We understand that medical information about you and your health is personal and we are committed to protecting your medical information. Furthermore, we will notify you following the discovery of any “breach” of your unsecured protected health information as defined in the HITECH Act (the “Notice of Breach”). Your Notice of Breach will be in writing and provided via first-class mail, or alternatively, by email if you have previously agreed to receive such notices electronically. Your Notice of Breach shall be provided without unreasonable delay and in no case later than 60 days following the discovery of a breach and shall include, to the extent possible:
- A description of the breach.
- A description of the types of information that were involved in the breach.

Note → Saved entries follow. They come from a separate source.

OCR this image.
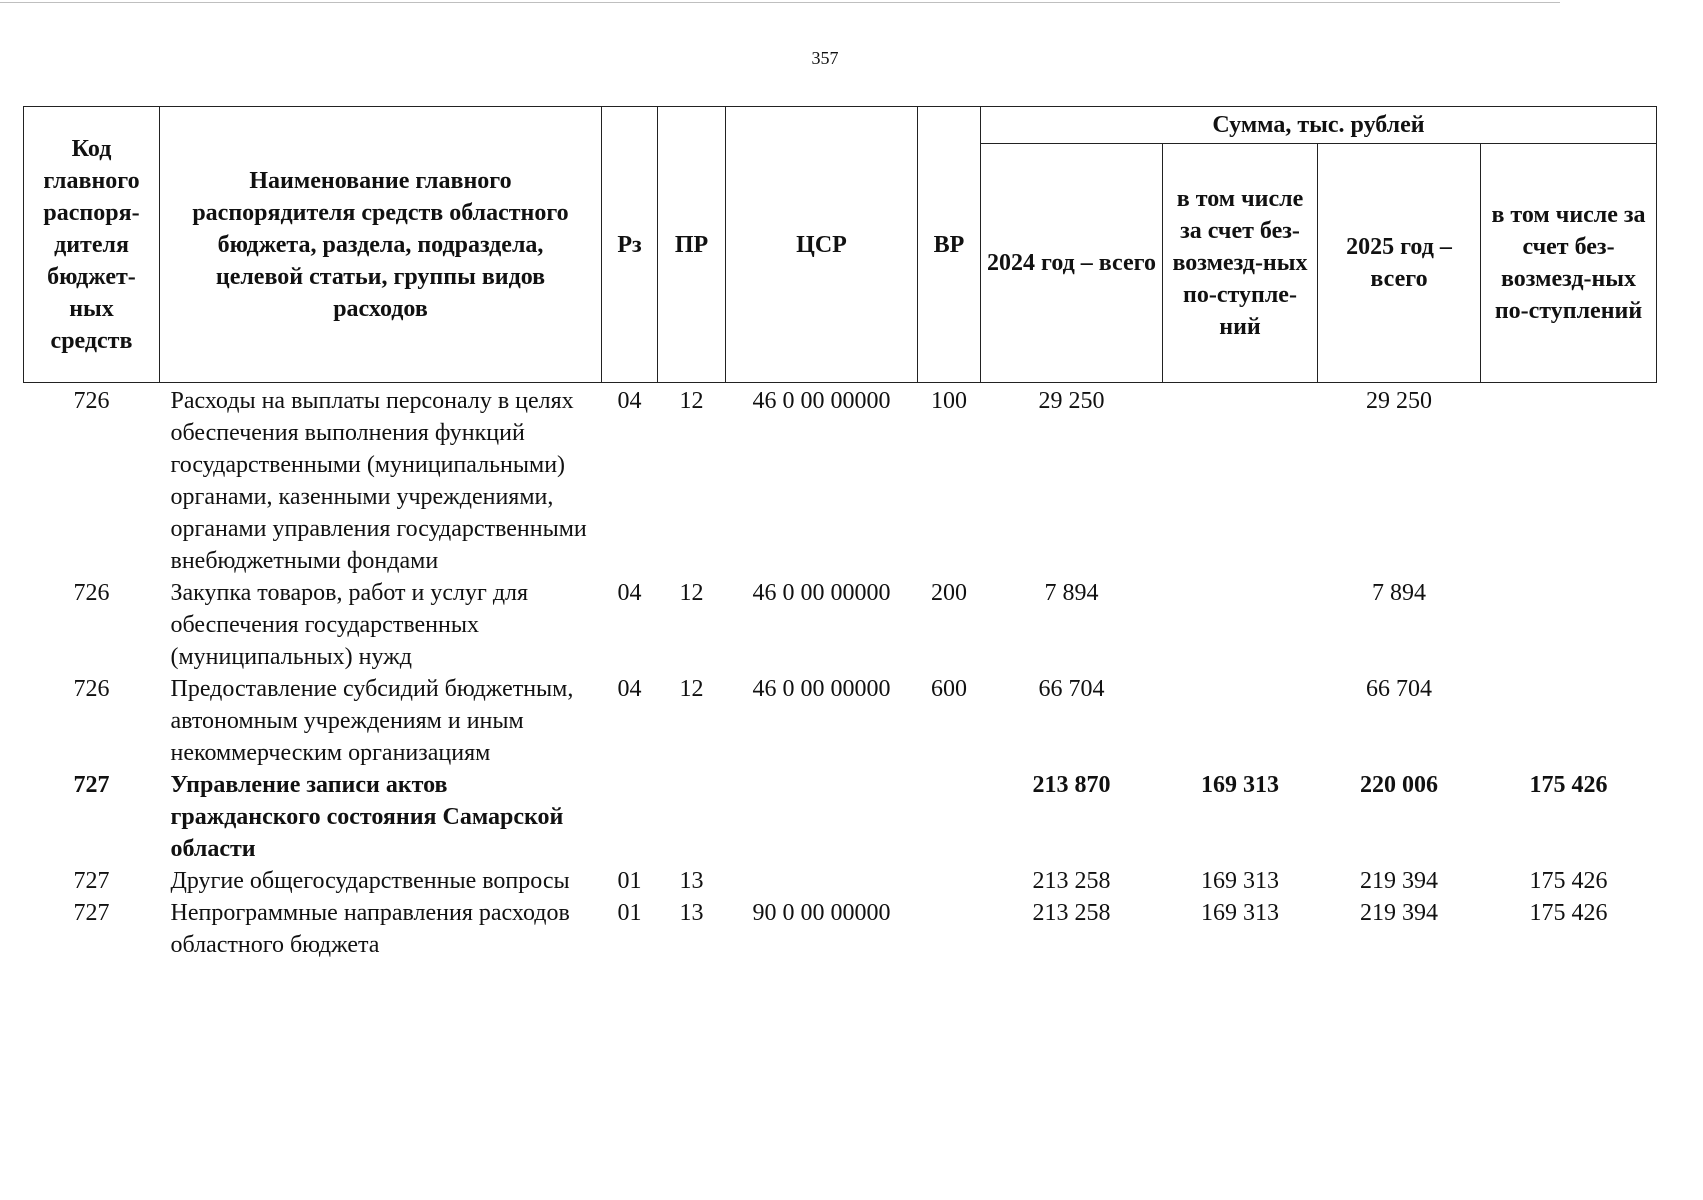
357
Код главного распоря-дителя бюджет-ных средств	Наименование главного распорядителя средств областного бюджета, раздела, подраздела, целевой статьи, группы видов расходов	Рз	ПР	ЦСР	ВР	Сумма, тыс. рублей			
						2024 год – всего	в том числе за счет без-возмезд-ных по-ступле-ний	2025 год – всего	в том числе за счет без-возмезд-ных по-ступлений
726	Расходы на выплаты персоналу в целях обеспечения выполнения функций государственными (муниципальными) органами, казенными учреждениями, органами управления государственными внебюджетными фондами	04	12	46 0 00 00000	100	29 250		29 250	
726	Закупка товаров, работ и услуг для обеспечения государственных (муниципальных) нужд	04	12	46 0 00 00000	200	7 894		7 894	
726	Предоставление субсидий бюджетным, автономным учреждениям и иным некоммерческим организациям	04	12	46 0 00 00000	600	66 704		66 704	
727	Управление записи актов гражданского состояния Самарской области					213 870	169 313	220 006	175 426
727	Другие общегосударственные вопросы	01	13			213 258	169 313	219 394	175 426
727	Непрограммные направления расходов областного бюджета	01	13	90 0 00 00000		213 258	169 313	219 394	175 426
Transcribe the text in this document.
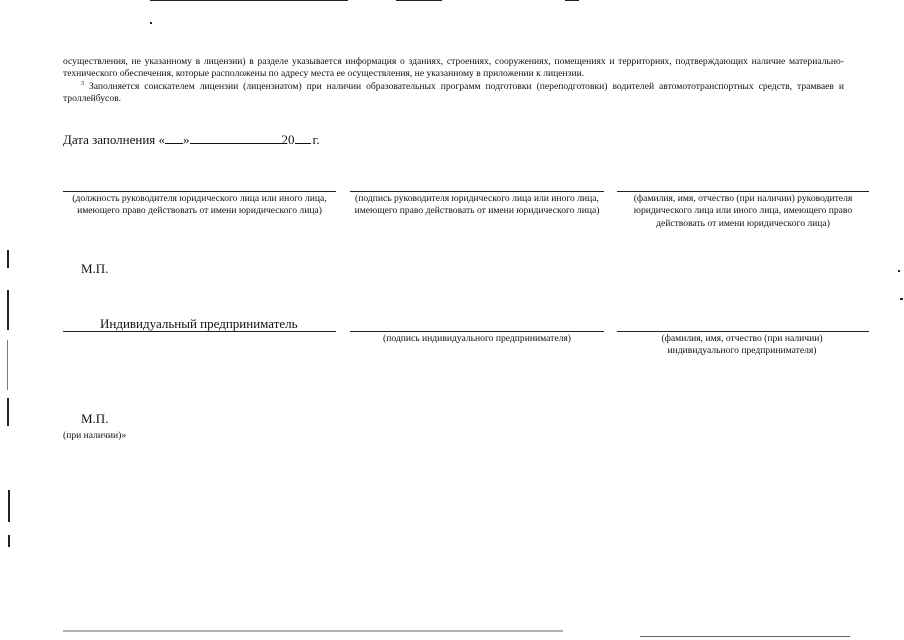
осуществления, не указанному в лицензии) в разделе указывается информация о зданиях, строениях, сооружениях, помещениях и территориях, подтверждающих наличие материально-технического обеспечения, которые расположены по адресу места ее осуществления, не указанному в приложении к лицензии.

$^3$ Заполняется соискателем лицензии (лицензиатом) при наличии образовательных программ подготовки (переподготовки) водителей автомототранспортных средств, трамваев и троллейбусов.

Дата заполнения « »	20 г.
(должность руководителя юридического лица или иного лица, имеющего право действовать от имени юридического лица)
(подпись руководителя юридического лица или иного лица, имеющего право действовать от имени юридического лица)
(фамилия, имя, отчество (при наличии) руководителя юридического лица или иного лица, имеющего право действовать от имени юридического лица)
М.П.
Индивидуальный предприниматель
(подпись индивидуального предпринимателя)	(фамилия, имя, отчество (при наличии) индивидуального предпринимателя)
М.П.
(при наличии)»
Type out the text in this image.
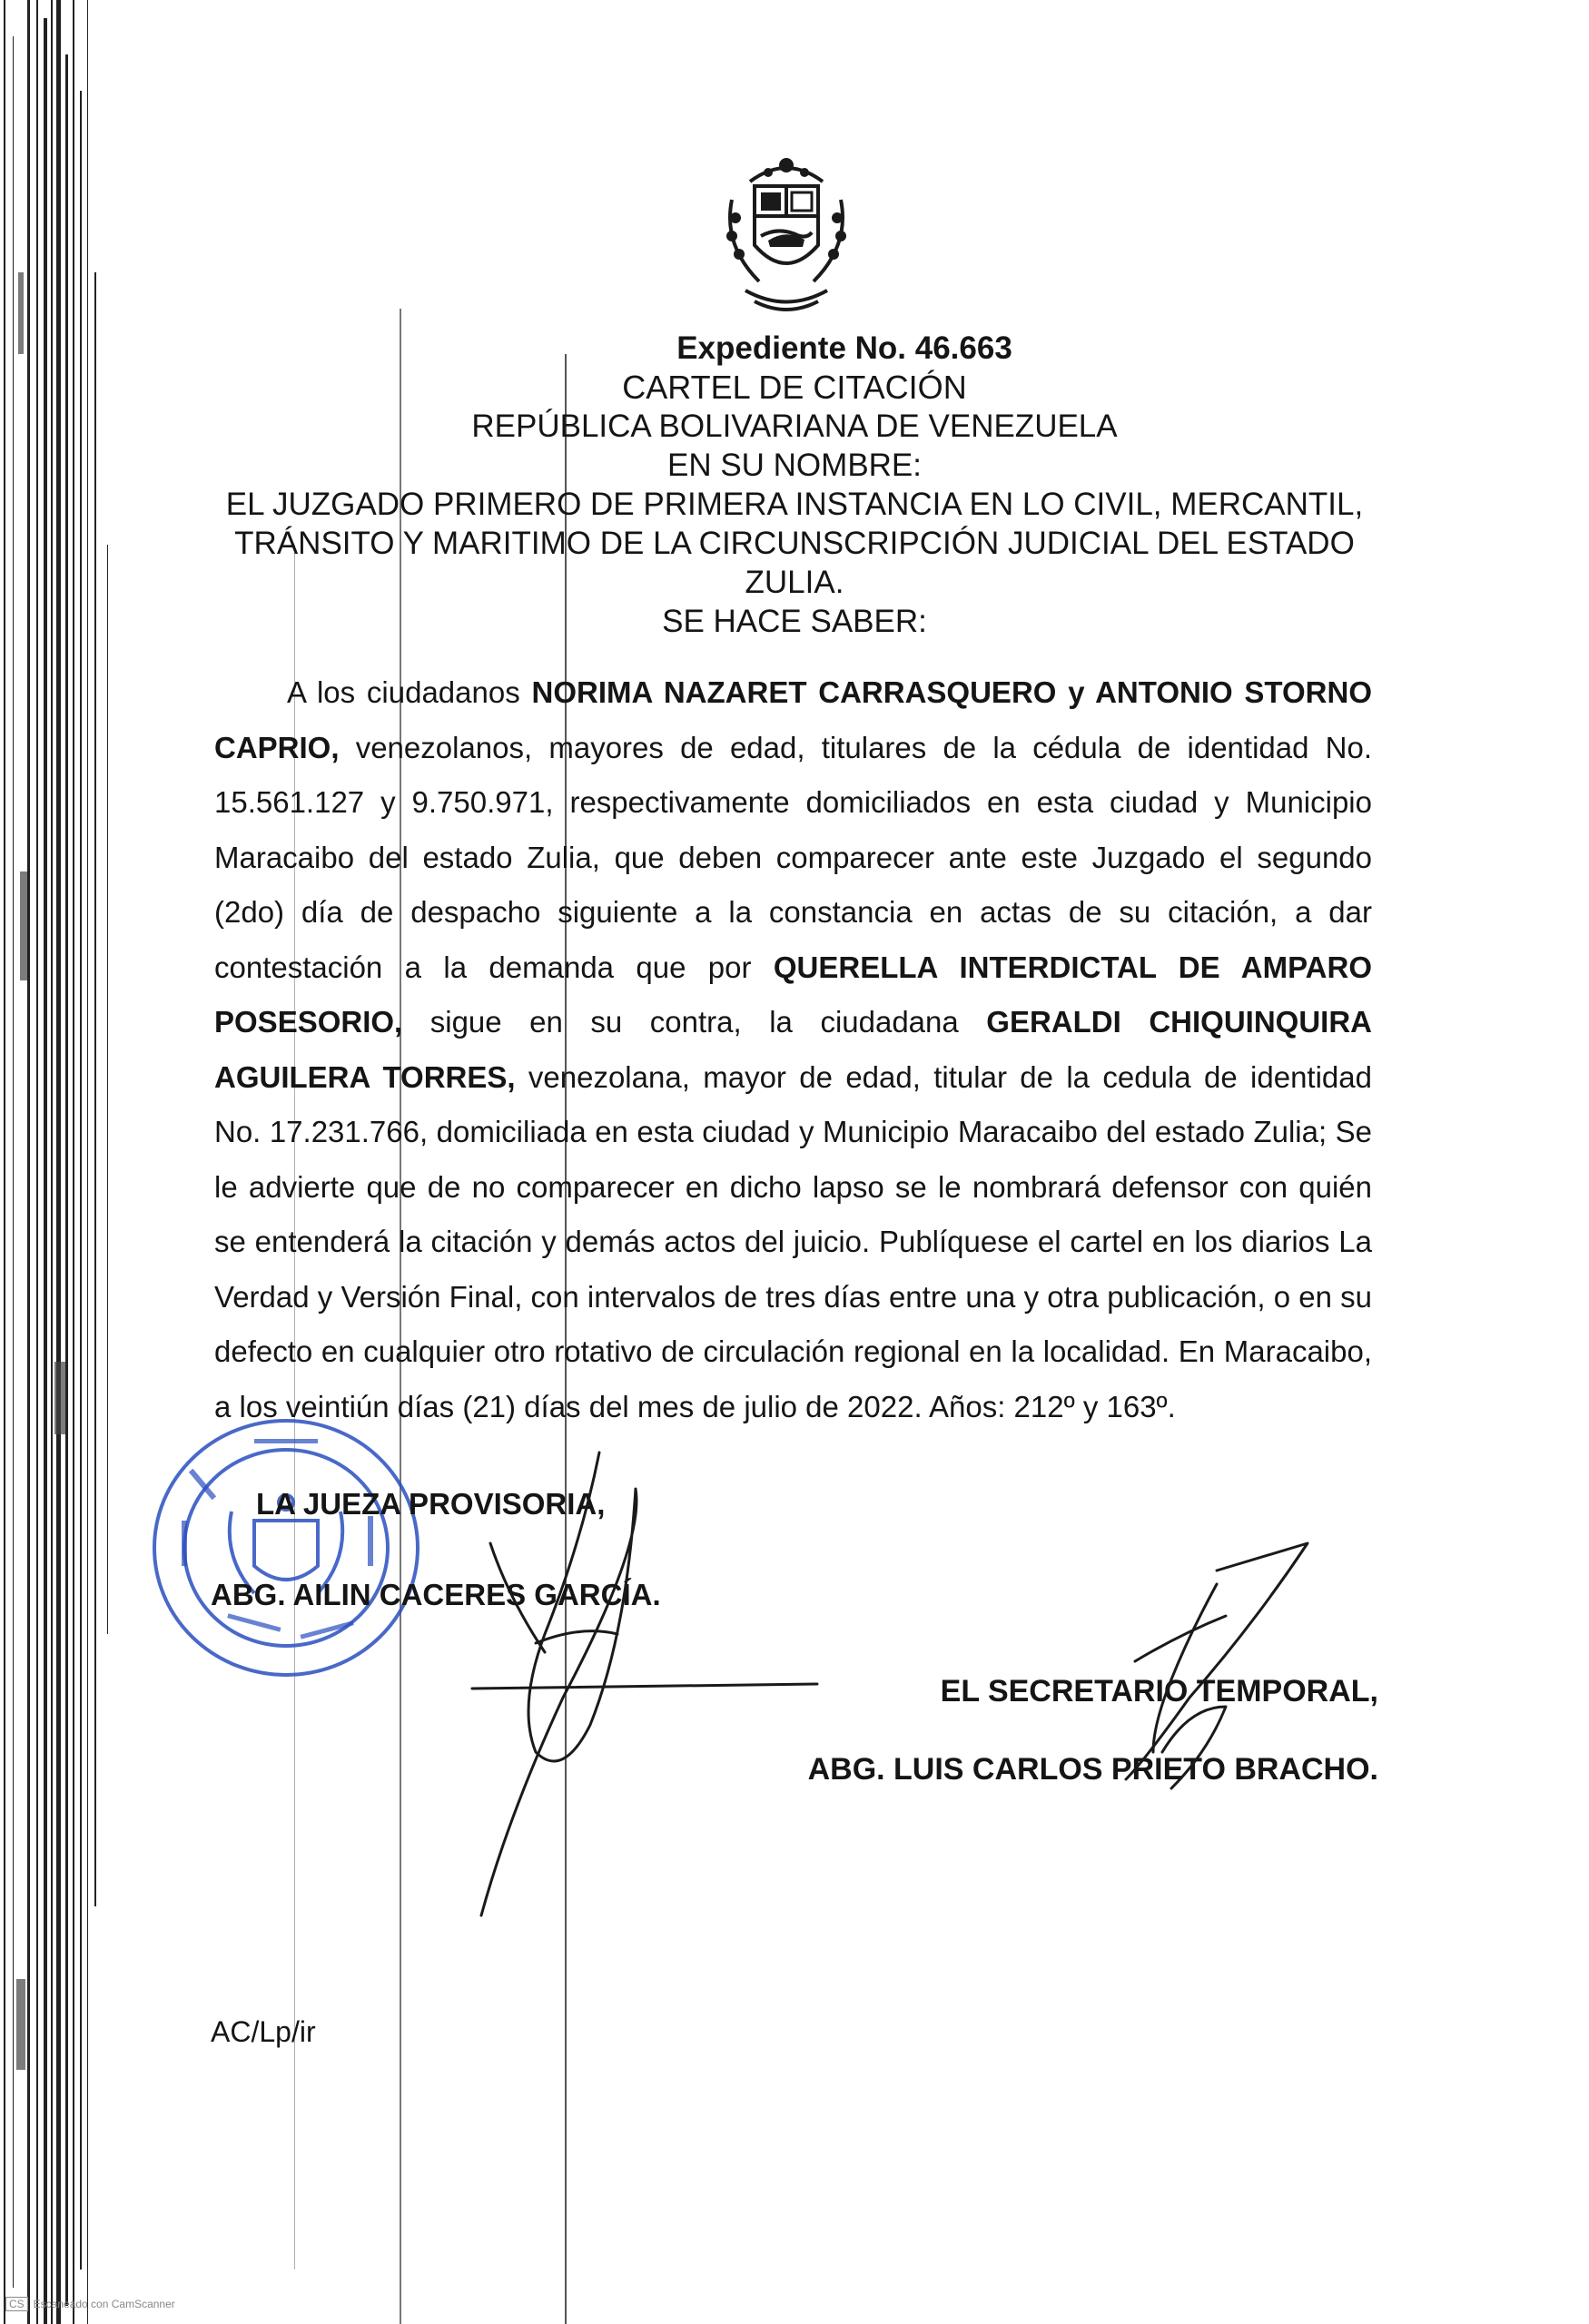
Expediente No. 46.663
CARTEL DE CITACIÓN
REPÚBLICA BOLIVARIANA DE VENEZUELA
EN SU NOMBRE:
EL JUZGADO PRIMERO DE PRIMERA INSTANCIA EN LO CIVIL, MERCANTIL,
TRÁNSITO Y MARITIMO DE LA CIRCUNSCRIPCIÓN JUDICIAL DEL ESTADO
ZULIA.
SE HACE SABER:

A los ciudadanos NORIMA NAZARET CARRASQUERO y ANTONIO STORNO CAPRIO, venezolanos, mayores de edad, titulares de la cédula de identidad No. 15.561.127 y 9.750.971, respectivamente domiciliados en esta ciudad y Municipio Maracaibo del estado Zulia, que deben comparecer ante este Juzgado el segundo (2do) día de despacho siguiente a la constancia en actas de su citación, a dar contestación a la demanda que por QUERELLA INTERDICTAL DE AMPARO POSESORIO, sigue en su contra, la ciudadana GERALDI CHIQUINQUIRA AGUILERA TORRES, venezolana, mayor de edad, titular de la cedula de identidad No. 17.231.766, domiciliada en esta ciudad y Municipio Maracaibo del estado Zulia; Se le advierte que de no comparecer en dicho lapso se le nombrará defensor con quién se entenderá la citación y demás actos del juicio. Publíquese el cartel en los diarios La Verdad y Versión Final, con intervalos de tres días entre una y otra publicación, o en su defecto en cualquier otro rotativo de circulación regional en la localidad. En Maracaibo, a los veintiún días (21) días del mes de julio de 2022. Años: 212º y 163º.

LA JUEZA PROVISORIA,
ABG. AILIN CACERES GARCÍA.
EL SECRETARIO TEMPORAL,
ABG. LUIS CARLOS PRIETO BRACHO.
AC/Lp/ir
CS Escaneado con CamScanner
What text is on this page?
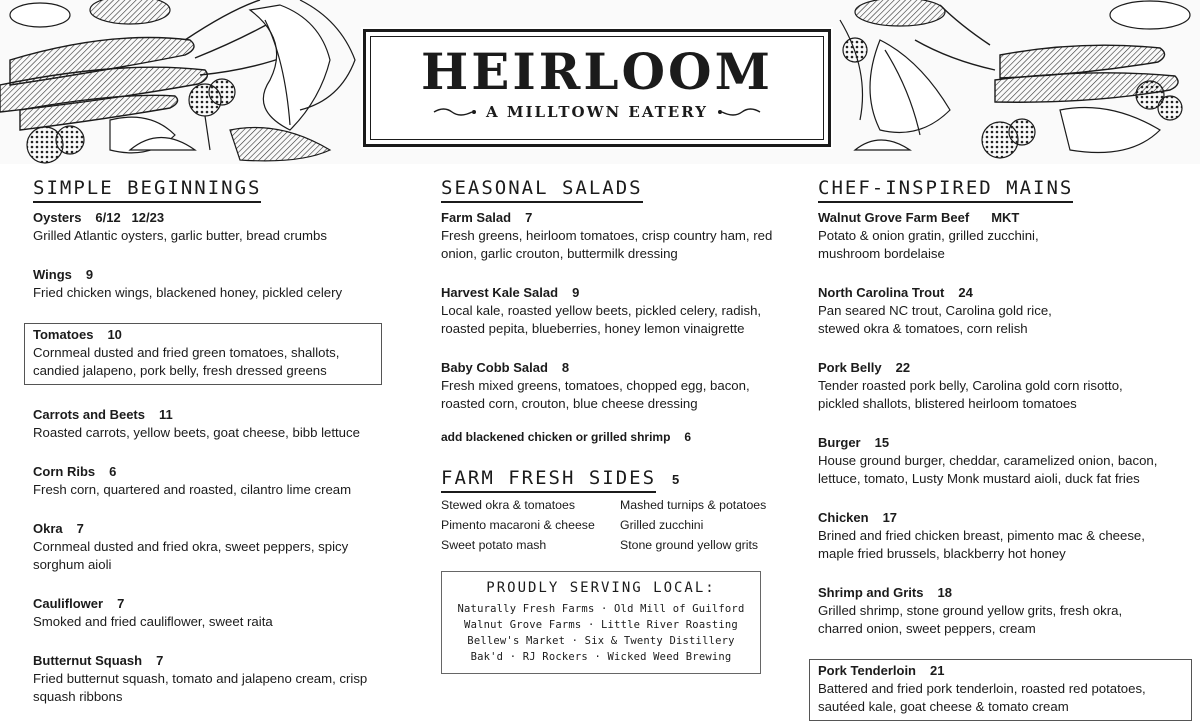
HEIRLOOM
A MILLTOWN EATERY
SIMPLE BEGINNINGS
Oysters 6/12   12/23
Grilled Atlantic oysters, garlic butter, bread crumbs
Wings 9
Fried chicken wings, blackened honey, pickled celery
Tomatoes 10
Cornmeal dusted and fried green tomatoes, shallots, candied jalapeno, pork belly, fresh dressed greens
Carrots and Beets 11
Roasted carrots, yellow beets, goat cheese, bibb lettuce
Corn Ribs 6
Fresh corn, quartered and roasted, cilantro lime cream
Okra 7
Cornmeal dusted and fried okra, sweet peppers, spicy sorghum aioli
Cauliflower 7
Smoked and fried cauliflower, sweet raita
Butternut Squash 7
Fried butternut squash, tomato and jalapeno cream, crisp squash ribbons
SEASONAL SALADS
Farm Salad 7
Fresh greens, heirloom tomatoes, crisp country ham, red onion, garlic crouton, buttermilk dressing
Harvest Kale Salad 9
Local kale, roasted yellow beets, pickled celery, radish, roasted pepita, blueberries, honey lemon vinaigrette
Baby Cobb Salad 8
Fresh mixed greens, tomatoes, chopped egg, bacon, roasted corn, crouton, blue cheese dressing
add blackened chicken or grilled shrimp 6
FARM FRESH SIDES 5
Stewed okra & tomatoes	Mashed turnips & potatoes
Pimento macaroni & cheese	Grilled zucchini
Sweet potato mash	Stone ground yellow grits
PROUDLY SERVING LOCAL:
Naturally Fresh Farms · Old Mill of Guilford
Walnut Grove Farms · Little River Roasting
Bellew's Market · Six & Twenty Distillery
Bak'd · RJ Rockers · Wicked Weed Brewing
CHEF-INSPIRED MAINS
Walnut Grove Farm Beef MKT
Potato & onion gratin, grilled zucchini, mushroom bordelaise
North Carolina Trout 24
Pan seared NC trout, Carolina gold rice, stewed okra & tomatoes, corn relish
Pork Belly 22
Tender roasted pork belly, Carolina gold corn risotto, pickled shallots, blistered heirloom tomatoes
Burger 15
House ground burger, cheddar, caramelized onion, bacon, lettuce, tomato, Lusty Monk mustard aioli, duck fat fries
Chicken 17
Brined and fried chicken breast, pimento mac & cheese, maple fried brussels, blackberry hot honey
Shrimp and Grits 18
Grilled shrimp, stone ground yellow grits, fresh okra, charred onion, sweet peppers, cream
Pork Tenderloin 21
Battered and fried pork tenderloin, roasted red potatoes, sautéed kale, goat cheese & tomato cream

- The steps you should take to protect yourself from potential harm
- A brief description of what we are doing to investigate the breach, mitigate the harm, and prevent further breaches.
- Our relevant contact information.
Additionally, for any substitute Notice of Breach provided via web posting or major print or broadcast media, the Notice of Breach shall include a toll-free number for you to contact us to determine if your protected health information was involved in the breach.
VI. Changes to this Notice
We can change the terms of this Notice at any time. If we do, the new terms and policies will be effective for all of the medical information we already have about you as well as any information we receive in the future. In the event we change our notice, we will post the new notice in the office and on our website. We will provide you a copy of the new notice upon your request.
If you are concerned that we have violated your privacy rights, or you disagree with a decision we made about access to your records, you may contact Lisa Pay, LCSW and/or send a written complaint to the Indiana Professional Licensing Agency or the Indiana Attorney General’s Office.
You may also send a written complaint to the Secretary of the U.S. Department of Health and Human Services. The person listed above can provide you with the appropriate address upon request.
VIII. Effective Date
This notice will go into effect on 12/01/20.